Os avisos que soaram eram dissonantes com a ideia facilmente vendida de trabalhar a partir de casa ou que as tecnologias de informação e comunicação implicavam processos de trabalho muito diferentes dos anteriores. A força de trabalho migrou para novos ambientes, terceirizou-se, mas com os constrangimentos de sempre: salários baixos, em perda de direitos, com condições de trabalho claustrofóbicas, pausas controladas ao segundo e muito condicionadas. Quanto às virtuosidades do teletrabalho elas estão à vista de todos e a pandemia demonstrou-as: são muito poucas, não se ajustam a todas as profissões e implicam a diluição da fronteira entre o espaço pessoal, íntimo e familiar e o espaço de trabalho, exterior, em grupo.
Por último, e não menos importante, a ideia de desmaterialização dos processos mostrou a sua perversidade em plena pandemia: abonos de família foram cortados liminarmente pelo sistema informático no qual não foi introduzido o comprovativo X. Os exemplos são às dezenas. Mas ainda há mais implicações. A bondade das plataformas informáticas mais não são do que formas de nos levar a consumir mais e mais plataformas informáticas e bem pagas. Veja-se os malabarismos que tiveram de fazer os professores, já sabendo eles que de todas as vezes que muda o software de gestão de alunos, perde-se informação e tem de ser introduzida manualmente. Ou então como decorreu o adulterado ensino a distância. A incompatibilidade entre as plataformas verifica-se em quase todas as áreas onde se procuram automatizar processos com perdas, muitas vezes irreparáveis de informação e de registos. Além disso, considera-se que para estes processos são necessários menos trabalhadores, logo, dispensam-se. O pleno emprego foi remetido para os manuais de História quase como uma ideia impossível.

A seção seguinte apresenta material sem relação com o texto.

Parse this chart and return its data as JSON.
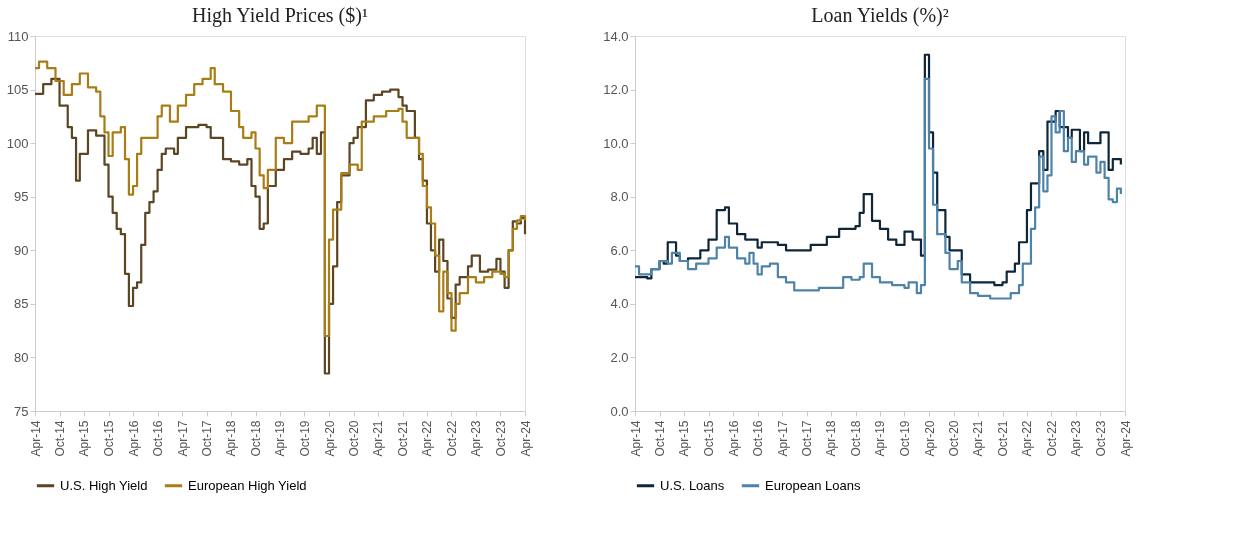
{
  "chart_data": [
    {
      "type": "step",
      "title": "High Yield Prices ($)¹",
      "xlim": [
        "2014-04",
        "2024-04"
      ],
      "xticks": [
        {
          "value": "2014-04",
          "label": "Apr-14"
        },
        {
          "value": "2014-10",
          "label": "Oct-14"
        },
        {
          "value": "2015-04",
          "label": "Apr-15"
        },
        {
          "value": "2015-10",
          "label": "Oct-15"
        },
        {
          "value": "2016-04",
          "label": "Apr-16"
        },
        {
          "value": "2016-10",
          "label": "Oct-16"
        },
        {
          "value": "2017-04",
          "label": "Apr-17"
        },
        {
          "value": "2017-10",
          "label": "Oct-17"
        },
        {
          "value": "2018-04",
          "label": "Apr-18"
        },
        {
          "value": "2018-10",
          "label": "Oct-18"
        },
        {
          "value": "2019-04",
          "label": "Apr-19"
        },
        {
          "value": "2019-10",
          "label": "Oct-19"
        },
        {
          "value": "2020-04",
          "label": "Apr-20"
        },
        {
          "value": "2020-10",
          "label": "Oct-20"
        },
        {
          "value": "2021-04",
          "label": "Apr-21"
        },
        {
          "value": "2021-10",
          "label": "Oct-21"
        },
        {
          "value": "2022-04",
          "label": "Apr-22"
        },
        {
          "value": "2022-10",
          "label": "Oct-22"
        },
        {
          "value": "2023-04",
          "label": "Apr-23"
        },
        {
          "value": "2023-10",
          "label": "Oct-23"
        },
        {
          "value": "2024-04",
          "label": "Apr-24"
        }
      ],
      "ylim": [
        75,
        110
      ],
      "yticks": [
        75,
        80,
        85,
        90,
        95,
        100,
        105,
        110
      ],
      "grid": false,
      "legend": "bottom",
      "series": [
        {
          "name": "U.S. High Yield",
          "color": "#5b4522",
          "x": [
            "2014-04",
            "2014-06",
            "2014-08",
            "2014-10",
            "2014-12",
            "2015-01",
            "2015-02",
            "2015-03",
            "2015-05",
            "2015-07",
            "2015-09",
            "2015-10",
            "2015-11",
            "2015-12",
            "2016-01",
            "2016-02",
            "2016-03",
            "2016-04",
            "2016-05",
            "2016-06",
            "2016-07",
            "2016-08",
            "2016-09",
            "2016-10",
            "2016-11",
            "2016-12",
            "2017-02",
            "2017-03",
            "2017-05",
            "2017-08",
            "2017-10",
            "2017-11",
            "2018-01",
            "2018-02",
            "2018-04",
            "2018-06",
            "2018-08",
            "2018-09",
            "2018-10",
            "2018-11",
            "2018-12",
            "2019-01",
            "2019-03",
            "2019-05",
            "2019-07",
            "2019-09",
            "2019-11",
            "2019-12",
            "2020-01",
            "2020-02",
            "2020-03",
            "2020-04",
            "2020-05",
            "2020-06",
            "2020-07",
            "2020-09",
            "2020-10",
            "2020-11",
            "2021-01",
            "2021-03",
            "2021-05",
            "2021-07",
            "2021-09",
            "2021-10",
            "2021-11",
            "2022-01",
            "2022-02",
            "2022-03",
            "2022-04",
            "2022-05",
            "2022-06",
            "2022-07",
            "2022-08",
            "2022-09",
            "2022-10",
            "2022-11",
            "2022-12",
            "2023-02",
            "2023-03",
            "2023-05",
            "2023-07",
            "2023-09",
            "2023-10",
            "2023-11",
            "2023-12",
            "2024-01",
            "2024-02",
            "2024-03",
            "2024-04"
          ],
          "values": [
            104.6,
            105.5,
            106,
            103.5,
            101.5,
            100.5,
            96.5,
            99,
            101.2,
            100.7,
            98,
            95,
            93.5,
            92,
            91.5,
            87.8,
            84.8,
            86.5,
            87,
            90.5,
            93.5,
            94.5,
            95.5,
            97.5,
            99,
            99.5,
            99,
            100.5,
            101.5,
            101.7,
            101.5,
            100.5,
            100.5,
            98.5,
            98.3,
            98,
            98.5,
            96,
            95,
            92,
            92.5,
            96,
            97.5,
            98.5,
            99.2,
            99,
            99.5,
            100.5,
            99,
            101,
            78.5,
            85,
            88.5,
            94.5,
            97,
            100,
            100.5,
            101.5,
            104,
            104.5,
            104.8,
            105,
            104.3,
            103.5,
            103,
            100.5,
            98.5,
            96.5,
            92.5,
            90,
            88,
            91,
            89,
            85.5,
            83.7,
            86.8,
            87.5,
            88.5,
            89.5,
            88,
            88.2,
            89.2,
            88,
            86.5,
            90,
            92.7,
            92.5,
            93,
            91.5
          ]
        },
        {
          "name": "European High Yield",
          "color": "#a87d16",
          "x": [
            "2014-04",
            "2014-05",
            "2014-07",
            "2014-09",
            "2014-11",
            "2015-01",
            "2015-03",
            "2015-05",
            "2015-07",
            "2015-08",
            "2015-09",
            "2015-10",
            "2015-11",
            "2016-01",
            "2016-02",
            "2016-03",
            "2016-04",
            "2016-05",
            "2016-06",
            "2016-08",
            "2016-10",
            "2016-11",
            "2017-01",
            "2017-03",
            "2017-05",
            "2017-07",
            "2017-09",
            "2017-11",
            "2017-12",
            "2018-02",
            "2018-04",
            "2018-06",
            "2018-07",
            "2018-09",
            "2018-10",
            "2018-11",
            "2018-12",
            "2019-01",
            "2019-03",
            "2019-05",
            "2019-07",
            "2019-09",
            "2019-11",
            "2020-01",
            "2020-02",
            "2020-03",
            "2020-04",
            "2020-05",
            "2020-07",
            "2020-09",
            "2020-11",
            "2020-12",
            "2021-03",
            "2021-06",
            "2021-09",
            "2021-10",
            "2021-11",
            "2022-01",
            "2022-02",
            "2022-03",
            "2022-04",
            "2022-05",
            "2022-06",
            "2022-07",
            "2022-08",
            "2022-09",
            "2022-10",
            "2022-11",
            "2022-12",
            "2023-02",
            "2023-04",
            "2023-06",
            "2023-08",
            "2023-10",
            "2023-11",
            "2023-12",
            "2024-01",
            "2024-02",
            "2024-03",
            "2024-04"
          ],
          "values": [
            107,
            107.6,
            107,
            105.8,
            104.5,
            105.5,
            106.5,
            105.2,
            104.8,
            102.5,
            101,
            98.8,
            101,
            101.5,
            98.5,
            95.2,
            96,
            99,
            100.5,
            100.5,
            102.5,
            103.5,
            102,
            103.5,
            104.5,
            105.5,
            106,
            107,
            105.5,
            104.8,
            103,
            101.5,
            100.5,
            101,
            99.5,
            97,
            95.8,
            97.5,
            100.5,
            100,
            102,
            102,
            102.5,
            103.5,
            103.5,
            82,
            91,
            93.8,
            97.2,
            98,
            97.5,
            102,
            102.5,
            103,
            103.2,
            102,
            100.5,
            100.5,
            99,
            96,
            94,
            92.5,
            89.5,
            84.3,
            88,
            86,
            82.5,
            85,
            86,
            87.5,
            87,
            87.5,
            88,
            87.8,
            87.5,
            90,
            92,
            92.8,
            93.2,
            92.8
          ]
        }
      ]
    },
    {
      "type": "step",
      "title": "Loan Yields (%)²",
      "xlim": [
        "2014-04",
        "2024-04"
      ],
      "xticks": [
        {
          "value": "2014-04",
          "label": "Apr-14"
        },
        {
          "value": "2014-10",
          "label": "Oct-14"
        },
        {
          "value": "2015-04",
          "label": "Apr-15"
        },
        {
          "value": "2015-10",
          "label": "Oct-15"
        },
        {
          "value": "2016-04",
          "label": "Apr-16"
        },
        {
          "value": "2016-10",
          "label": "Oct-16"
        },
        {
          "value": "2017-04",
          "label": "Apr-17"
        },
        {
          "value": "2017-10",
          "label": "Oct-17"
        },
        {
          "value": "2018-04",
          "label": "Apr-18"
        },
        {
          "value": "2018-10",
          "label": "Oct-18"
        },
        {
          "value": "2019-04",
          "label": "Apr-19"
        },
        {
          "value": "2019-10",
          "label": "Oct-19"
        },
        {
          "value": "2020-04",
          "label": "Apr-20"
        },
        {
          "value": "2020-10",
          "label": "Oct-20"
        },
        {
          "value": "2021-04",
          "label": "Apr-21"
        },
        {
          "value": "2021-10",
          "label": "Oct-21"
        },
        {
          "value": "2022-04",
          "label": "Apr-22"
        },
        {
          "value": "2022-10",
          "label": "Oct-22"
        },
        {
          "value": "2023-04",
          "label": "Apr-23"
        },
        {
          "value": "2023-10",
          "label": "Oct-23"
        },
        {
          "value": "2024-04",
          "label": "Apr-24"
        }
      ],
      "ylim": [
        0,
        14
      ],
      "yticks": [
        {
          "value": 0,
          "label": "0.0"
        },
        {
          "value": 2,
          "label": "2.0"
        },
        {
          "value": 4,
          "label": "4.0"
        },
        {
          "value": 6,
          "label": "6.0"
        },
        {
          "value": 8,
          "label": "8.0"
        },
        {
          "value": 10,
          "label": "10.0"
        },
        {
          "value": 12,
          "label": "12.0"
        },
        {
          "value": 14,
          "label": "14.0"
        }
      ],
      "grid": false,
      "legend": "bottom",
      "series": [
        {
          "name": "U.S. Loans",
          "color": "#0f2638",
          "x": [
            "2014-04",
            "2014-07",
            "2014-08",
            "2014-10",
            "2014-11",
            "2014-12",
            "2015-02",
            "2015-03",
            "2015-05",
            "2015-08",
            "2015-10",
            "2015-12",
            "2016-02",
            "2016-03",
            "2016-05",
            "2016-07",
            "2016-10",
            "2016-11",
            "2017-03",
            "2017-05",
            "2017-08",
            "2017-11",
            "2018-03",
            "2018-06",
            "2018-10",
            "2018-11",
            "2018-12",
            "2019-02",
            "2019-04",
            "2019-06",
            "2019-08",
            "2019-10",
            "2019-12",
            "2020-02",
            "2020-03",
            "2020-04",
            "2020-05",
            "2020-06",
            "2020-08",
            "2020-09",
            "2020-11",
            "2020-12",
            "2021-02",
            "2021-04",
            "2021-08",
            "2021-10",
            "2021-11",
            "2022-01",
            "2022-02",
            "2022-04",
            "2022-05",
            "2022-07",
            "2022-08",
            "2022-09",
            "2022-11",
            "2022-12",
            "2023-02",
            "2023-03",
            "2023-05",
            "2023-06",
            "2023-07",
            "2023-10",
            "2023-12",
            "2024-01",
            "2024-03"
          ],
          "values": [
            5.0,
            4.95,
            5.3,
            5.6,
            5.5,
            6.3,
            5.8,
            5.6,
            5.7,
            6.0,
            6.4,
            7.5,
            7.6,
            7.0,
            6.6,
            6.4,
            6.1,
            6.3,
            6.2,
            6.0,
            6.0,
            6.2,
            6.5,
            6.8,
            6.9,
            7.4,
            8.1,
            7.1,
            6.8,
            6.4,
            6.2,
            6.7,
            6.4,
            5.8,
            13.3,
            10.4,
            8.9,
            7.5,
            6.5,
            6.0,
            6.0,
            5.1,
            4.8,
            4.8,
            4.7,
            4.8,
            5.2,
            5.5,
            6.3,
            7.5,
            8.5,
            9.7,
            9.0,
            10.8,
            11.2,
            10.6,
            10.2,
            10.5,
            9.7,
            10.4,
            10.0,
            10.4,
            9.0,
            9.4,
            9.2
          ]
        },
        {
          "name": "European Loans",
          "color": "#4e83a8",
          "x": [
            "2014-04",
            "2014-05",
            "2014-08",
            "2014-10",
            "2014-12",
            "2015-01",
            "2015-03",
            "2015-05",
            "2015-07",
            "2015-10",
            "2015-12",
            "2016-02",
            "2016-03",
            "2016-05",
            "2016-07",
            "2016-08",
            "2016-09",
            "2016-10",
            "2016-11",
            "2017-01",
            "2017-03",
            "2017-05",
            "2017-07",
            "2017-10",
            "2018-01",
            "2018-05",
            "2018-07",
            "2018-09",
            "2018-11",
            "2018-12",
            "2019-02",
            "2019-04",
            "2019-07",
            "2019-10",
            "2019-11",
            "2020-01",
            "2020-02",
            "2020-03",
            "2020-04",
            "2020-05",
            "2020-06",
            "2020-08",
            "2020-09",
            "2020-11",
            "2020-12",
            "2021-02",
            "2021-04",
            "2021-07",
            "2021-10",
            "2021-12",
            "2022-02",
            "2022-03",
            "2022-05",
            "2022-06",
            "2022-07",
            "2022-08",
            "2022-09",
            "2022-10",
            "2022-11",
            "2022-12",
            "2023-01",
            "2023-02",
            "2023-03",
            "2023-04",
            "2023-06",
            "2023-07",
            "2023-09",
            "2023-10",
            "2023-11",
            "2023-12",
            "2024-01",
            "2024-02",
            "2024-03"
          ],
          "values": [
            5.4,
            5.1,
            5.3,
            5.6,
            5.5,
            5.9,
            5.6,
            5.3,
            5.5,
            5.7,
            6.1,
            6.5,
            6.1,
            5.7,
            5.5,
            5.9,
            5.5,
            5.1,
            5.4,
            5.5,
            5.0,
            4.8,
            4.5,
            4.5,
            4.6,
            4.6,
            5.0,
            4.9,
            5.0,
            5.5,
            5.0,
            4.8,
            4.7,
            4.6,
            4.8,
            4.4,
            4.7,
            12.4,
            9.8,
            7.7,
            6.6,
            5.9,
            5.3,
            5.6,
            4.8,
            4.4,
            4.3,
            4.2,
            4.2,
            4.4,
            4.7,
            5.5,
            6.8,
            7.6,
            9.5,
            8.2,
            8.8,
            11.0,
            10.4,
            11.2,
            9.7,
            10.2,
            9.3,
            9.7,
            9.2,
            9.5,
            8.9,
            9.3,
            8.7,
            7.9,
            7.8,
            8.3,
            8.1
          ]
        }
      ]
    }
  ]
}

Lembrando que o trabalho é um direito humano, a saúde, incluindo a mental, também o é. A espantosa descoberta é que o trabalho com direitos, com condições, com tempo livre e para a família, significa mais saúde, incluindo a mental, logo, menos gastos no SNS e pasme-se, menos absentismo e maior capacidade produtiva. A pandemia causada pela Covid 19, demonstrou, afinal, que ideias antigas apresentadas como novas, capazes de suscitar “grandes e maravilhosas mudanças”, repetem os mesmos problemas de sempre, para os quais alguns já chamaram a atenção, e obrigam a uma reflexão atenta e crítica sobre as suas supostas virtuosidades.